Historically, there was little question that the scope of protection under the federal CWA was broad, and overlapped closely with the scope of protection under the state’s WQA. However, a decision by the Supreme Court of the United States – Solid Water Agency of Northern Cook County v. U.S. Army Corps of Engineers – created uncertainty and was exploited by the Bush Administration to limit the scope of the federal Clean Water Act by interpreting “waters of the United States” to exclude federal protection for so-called “nonnavigable, isolated, intrastate waters”.
In 2006, the Supreme Court of the United States, in a rare 4-1-4 decision – Rapanos v. U.S. Army Corps of Engineers – created further uncertainty – in significant part because there was not a clear majority – that endangers the otherwise long-standing protection of our nation’s waterways, by affording water quality protection to non-navigable tributaries and adjacent waters only if, according to Justice Kennedy, there is a “significant nexus” to navigable waters. This effectively creates a case-by-case approach to water quality protection that invites political interference at the federal, state, and
local level.
In New Mexico, these federal actions are being used by major polluting industries to justify the denial of protections to many of New Mexico’s waters because New Mexico’s old definition of surface waters closely followed the federal definition. This could place as much as 90% of New Mexico’s stream miles and all of its closed basins (40% of the state’s land area) and playa lakes in jeopardy.

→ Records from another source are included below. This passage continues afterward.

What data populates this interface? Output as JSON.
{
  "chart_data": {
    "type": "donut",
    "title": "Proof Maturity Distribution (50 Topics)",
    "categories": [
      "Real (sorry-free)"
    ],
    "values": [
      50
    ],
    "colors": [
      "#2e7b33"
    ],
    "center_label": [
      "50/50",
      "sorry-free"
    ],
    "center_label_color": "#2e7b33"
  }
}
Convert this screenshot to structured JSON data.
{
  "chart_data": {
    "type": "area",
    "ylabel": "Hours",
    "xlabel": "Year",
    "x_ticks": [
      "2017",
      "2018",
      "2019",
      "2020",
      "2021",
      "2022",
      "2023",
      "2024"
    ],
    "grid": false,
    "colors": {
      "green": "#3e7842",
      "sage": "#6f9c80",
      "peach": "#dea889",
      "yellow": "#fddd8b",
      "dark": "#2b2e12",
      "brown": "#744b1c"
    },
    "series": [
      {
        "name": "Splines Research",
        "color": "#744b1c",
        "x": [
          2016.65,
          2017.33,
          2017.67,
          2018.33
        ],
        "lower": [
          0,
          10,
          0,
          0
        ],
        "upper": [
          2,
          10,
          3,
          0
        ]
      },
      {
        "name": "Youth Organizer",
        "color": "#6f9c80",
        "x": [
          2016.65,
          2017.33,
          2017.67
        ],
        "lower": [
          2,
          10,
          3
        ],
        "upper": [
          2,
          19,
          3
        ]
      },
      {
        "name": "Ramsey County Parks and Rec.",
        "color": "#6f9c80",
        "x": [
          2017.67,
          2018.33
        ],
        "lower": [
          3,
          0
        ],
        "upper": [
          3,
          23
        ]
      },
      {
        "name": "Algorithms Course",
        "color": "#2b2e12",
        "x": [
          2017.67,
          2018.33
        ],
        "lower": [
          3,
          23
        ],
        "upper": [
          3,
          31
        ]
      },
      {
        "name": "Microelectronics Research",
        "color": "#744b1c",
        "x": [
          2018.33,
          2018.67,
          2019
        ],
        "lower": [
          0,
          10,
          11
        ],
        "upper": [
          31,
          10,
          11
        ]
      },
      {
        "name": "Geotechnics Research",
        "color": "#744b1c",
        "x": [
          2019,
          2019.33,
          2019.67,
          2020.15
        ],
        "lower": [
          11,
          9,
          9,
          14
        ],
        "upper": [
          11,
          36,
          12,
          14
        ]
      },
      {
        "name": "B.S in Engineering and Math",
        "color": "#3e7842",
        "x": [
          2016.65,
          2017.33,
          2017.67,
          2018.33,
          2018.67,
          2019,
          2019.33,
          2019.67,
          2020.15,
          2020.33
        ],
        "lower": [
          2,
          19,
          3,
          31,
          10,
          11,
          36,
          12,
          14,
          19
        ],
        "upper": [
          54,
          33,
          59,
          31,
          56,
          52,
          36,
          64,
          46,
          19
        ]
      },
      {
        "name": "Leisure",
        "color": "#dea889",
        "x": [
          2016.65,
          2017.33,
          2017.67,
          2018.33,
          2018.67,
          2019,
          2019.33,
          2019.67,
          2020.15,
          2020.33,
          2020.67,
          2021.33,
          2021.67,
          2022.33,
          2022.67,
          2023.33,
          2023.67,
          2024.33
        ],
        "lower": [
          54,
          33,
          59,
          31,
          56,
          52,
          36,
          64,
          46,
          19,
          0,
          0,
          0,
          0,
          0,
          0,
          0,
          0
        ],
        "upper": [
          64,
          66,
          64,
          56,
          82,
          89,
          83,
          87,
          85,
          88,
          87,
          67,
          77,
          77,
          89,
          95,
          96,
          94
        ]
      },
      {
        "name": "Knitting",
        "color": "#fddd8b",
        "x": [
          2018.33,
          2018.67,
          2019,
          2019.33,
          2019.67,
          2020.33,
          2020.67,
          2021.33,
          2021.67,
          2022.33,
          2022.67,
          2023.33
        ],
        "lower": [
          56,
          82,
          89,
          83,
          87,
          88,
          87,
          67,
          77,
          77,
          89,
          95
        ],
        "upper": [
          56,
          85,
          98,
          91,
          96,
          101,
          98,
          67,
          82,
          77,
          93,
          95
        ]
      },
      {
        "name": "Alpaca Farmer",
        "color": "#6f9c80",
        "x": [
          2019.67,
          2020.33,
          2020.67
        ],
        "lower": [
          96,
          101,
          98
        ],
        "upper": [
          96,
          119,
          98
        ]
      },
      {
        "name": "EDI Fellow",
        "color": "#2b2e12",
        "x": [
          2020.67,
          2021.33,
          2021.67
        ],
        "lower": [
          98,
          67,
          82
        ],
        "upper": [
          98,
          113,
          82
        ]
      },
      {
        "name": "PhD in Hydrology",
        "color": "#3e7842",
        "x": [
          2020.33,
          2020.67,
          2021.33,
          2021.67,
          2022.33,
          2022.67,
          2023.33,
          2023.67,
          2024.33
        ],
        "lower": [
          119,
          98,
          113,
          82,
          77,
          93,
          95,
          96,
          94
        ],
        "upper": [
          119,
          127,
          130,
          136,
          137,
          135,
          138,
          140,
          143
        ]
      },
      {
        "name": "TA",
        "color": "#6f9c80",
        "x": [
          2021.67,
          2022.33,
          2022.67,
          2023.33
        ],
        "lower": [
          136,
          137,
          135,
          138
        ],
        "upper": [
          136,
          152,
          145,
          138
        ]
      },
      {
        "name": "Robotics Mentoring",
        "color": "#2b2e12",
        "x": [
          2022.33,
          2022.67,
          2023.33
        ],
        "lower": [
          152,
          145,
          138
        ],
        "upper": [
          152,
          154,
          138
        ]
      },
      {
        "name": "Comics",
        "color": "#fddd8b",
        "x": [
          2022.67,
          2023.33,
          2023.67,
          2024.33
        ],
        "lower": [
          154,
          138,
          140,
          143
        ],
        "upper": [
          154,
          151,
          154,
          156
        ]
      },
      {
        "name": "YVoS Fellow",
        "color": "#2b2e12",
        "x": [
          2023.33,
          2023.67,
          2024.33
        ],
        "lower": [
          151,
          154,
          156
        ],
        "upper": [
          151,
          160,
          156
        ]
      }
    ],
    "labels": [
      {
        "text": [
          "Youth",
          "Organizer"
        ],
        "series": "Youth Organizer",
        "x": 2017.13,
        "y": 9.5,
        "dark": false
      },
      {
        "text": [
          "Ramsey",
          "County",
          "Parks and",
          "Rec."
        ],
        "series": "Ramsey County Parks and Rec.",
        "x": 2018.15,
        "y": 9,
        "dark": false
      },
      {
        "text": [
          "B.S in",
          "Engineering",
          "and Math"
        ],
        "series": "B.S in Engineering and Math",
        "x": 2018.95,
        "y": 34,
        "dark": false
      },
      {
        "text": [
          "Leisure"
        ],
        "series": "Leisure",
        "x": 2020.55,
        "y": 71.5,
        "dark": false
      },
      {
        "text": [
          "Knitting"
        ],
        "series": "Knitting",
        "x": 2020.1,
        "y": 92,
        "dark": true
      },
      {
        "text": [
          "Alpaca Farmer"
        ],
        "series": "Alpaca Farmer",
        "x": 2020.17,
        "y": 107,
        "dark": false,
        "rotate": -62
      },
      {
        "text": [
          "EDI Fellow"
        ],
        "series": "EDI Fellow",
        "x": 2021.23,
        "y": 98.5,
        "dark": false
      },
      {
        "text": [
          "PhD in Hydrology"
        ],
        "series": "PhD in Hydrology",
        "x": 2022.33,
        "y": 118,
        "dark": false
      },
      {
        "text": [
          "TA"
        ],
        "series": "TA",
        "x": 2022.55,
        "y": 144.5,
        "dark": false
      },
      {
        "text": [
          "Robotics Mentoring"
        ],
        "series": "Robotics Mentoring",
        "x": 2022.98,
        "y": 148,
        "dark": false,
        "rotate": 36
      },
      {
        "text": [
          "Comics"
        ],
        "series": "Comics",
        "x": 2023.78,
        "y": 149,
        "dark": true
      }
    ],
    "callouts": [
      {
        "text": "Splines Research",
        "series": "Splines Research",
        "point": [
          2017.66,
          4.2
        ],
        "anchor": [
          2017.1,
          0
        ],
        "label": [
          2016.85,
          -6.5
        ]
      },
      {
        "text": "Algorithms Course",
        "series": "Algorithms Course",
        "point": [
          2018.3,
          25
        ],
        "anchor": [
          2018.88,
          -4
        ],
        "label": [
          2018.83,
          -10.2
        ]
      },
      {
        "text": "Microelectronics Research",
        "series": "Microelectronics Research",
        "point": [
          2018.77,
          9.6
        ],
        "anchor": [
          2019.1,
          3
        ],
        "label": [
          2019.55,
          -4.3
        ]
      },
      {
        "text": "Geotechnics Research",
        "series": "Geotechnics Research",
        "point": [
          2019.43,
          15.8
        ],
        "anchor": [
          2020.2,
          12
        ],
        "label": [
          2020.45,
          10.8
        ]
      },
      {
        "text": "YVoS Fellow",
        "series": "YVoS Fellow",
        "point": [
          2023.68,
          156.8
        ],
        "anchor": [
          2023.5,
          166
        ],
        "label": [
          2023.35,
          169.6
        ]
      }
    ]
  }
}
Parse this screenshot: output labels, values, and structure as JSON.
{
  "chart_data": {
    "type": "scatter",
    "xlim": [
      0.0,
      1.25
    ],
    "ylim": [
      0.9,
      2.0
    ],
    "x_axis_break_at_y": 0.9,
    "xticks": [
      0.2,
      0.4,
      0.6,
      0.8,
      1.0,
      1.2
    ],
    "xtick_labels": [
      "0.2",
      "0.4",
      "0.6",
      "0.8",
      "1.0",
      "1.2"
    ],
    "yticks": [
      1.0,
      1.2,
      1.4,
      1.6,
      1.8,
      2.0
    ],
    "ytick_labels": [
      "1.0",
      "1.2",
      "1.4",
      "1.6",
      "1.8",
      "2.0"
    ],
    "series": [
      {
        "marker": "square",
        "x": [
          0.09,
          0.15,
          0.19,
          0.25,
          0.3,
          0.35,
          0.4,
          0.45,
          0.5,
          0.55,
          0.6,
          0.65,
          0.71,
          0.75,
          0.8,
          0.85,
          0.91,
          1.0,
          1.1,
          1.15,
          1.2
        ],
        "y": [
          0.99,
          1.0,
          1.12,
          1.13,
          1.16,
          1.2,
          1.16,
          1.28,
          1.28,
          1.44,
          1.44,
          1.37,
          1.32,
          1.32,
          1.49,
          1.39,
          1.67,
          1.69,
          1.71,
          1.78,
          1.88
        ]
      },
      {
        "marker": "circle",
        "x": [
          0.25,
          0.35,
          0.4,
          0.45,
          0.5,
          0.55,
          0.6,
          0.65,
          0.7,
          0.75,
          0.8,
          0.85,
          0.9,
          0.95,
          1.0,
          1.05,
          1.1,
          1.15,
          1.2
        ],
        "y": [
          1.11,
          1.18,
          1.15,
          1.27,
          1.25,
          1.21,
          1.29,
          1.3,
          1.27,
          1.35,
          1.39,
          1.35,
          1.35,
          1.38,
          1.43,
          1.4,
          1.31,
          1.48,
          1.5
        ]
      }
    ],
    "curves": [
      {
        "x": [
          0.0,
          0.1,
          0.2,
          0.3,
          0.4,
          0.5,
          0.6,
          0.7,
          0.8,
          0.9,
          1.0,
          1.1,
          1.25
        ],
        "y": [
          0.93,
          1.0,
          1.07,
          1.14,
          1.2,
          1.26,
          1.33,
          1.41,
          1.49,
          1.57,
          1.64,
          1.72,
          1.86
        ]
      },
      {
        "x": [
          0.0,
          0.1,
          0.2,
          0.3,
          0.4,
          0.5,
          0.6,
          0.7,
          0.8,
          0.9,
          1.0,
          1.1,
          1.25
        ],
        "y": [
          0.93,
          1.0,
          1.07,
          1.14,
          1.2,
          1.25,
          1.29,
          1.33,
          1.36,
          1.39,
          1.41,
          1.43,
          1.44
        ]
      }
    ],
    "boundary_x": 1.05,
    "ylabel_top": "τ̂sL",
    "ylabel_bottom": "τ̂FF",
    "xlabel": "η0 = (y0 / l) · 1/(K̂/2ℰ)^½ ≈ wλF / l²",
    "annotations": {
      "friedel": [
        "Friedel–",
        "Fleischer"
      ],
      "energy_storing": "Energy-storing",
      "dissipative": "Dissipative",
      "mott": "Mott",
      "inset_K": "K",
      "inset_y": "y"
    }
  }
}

Amigos Bravos, worked with the Water Quality Control Commission to uphold New Mexico’s authority to continue to protect all state waters, regardless of what the federal government does or does not do. In February 2005, the Commission unanimously decided that all waters of the state (with some limited exceptions) should continue to be subject to water quality standards, as they had prior to the 2001 and 2006 Supreme Court decision’s and subsequent Bush administration policy.
Now that the industry’s challenge has failed before the Court of Appeals for the State of New Mexico, there are three future possibilities. First, these industry groups could appeal to the New Mexico Supreme Court. Second, and more likely, these economically and politically powerful industry groups will attempt to rollback the victory through the state legislature – they tried this in the 2006 legislative session and were narrowly defeated. Third, the United States Congress could pass the Clean Water Authority Restoration Act, which would reaffirm the historical jurisdiction of the 1972 Clean Water Act and ensure all "waters of the United States" that have been covered by federal protections for 34 years retain federal Clean Water Act protection. This bill would ensure that even if industry is successful at tying New Mexico protections to federal protections, all New Mexico waters that have received water quality protections since 1972 would continue to do so.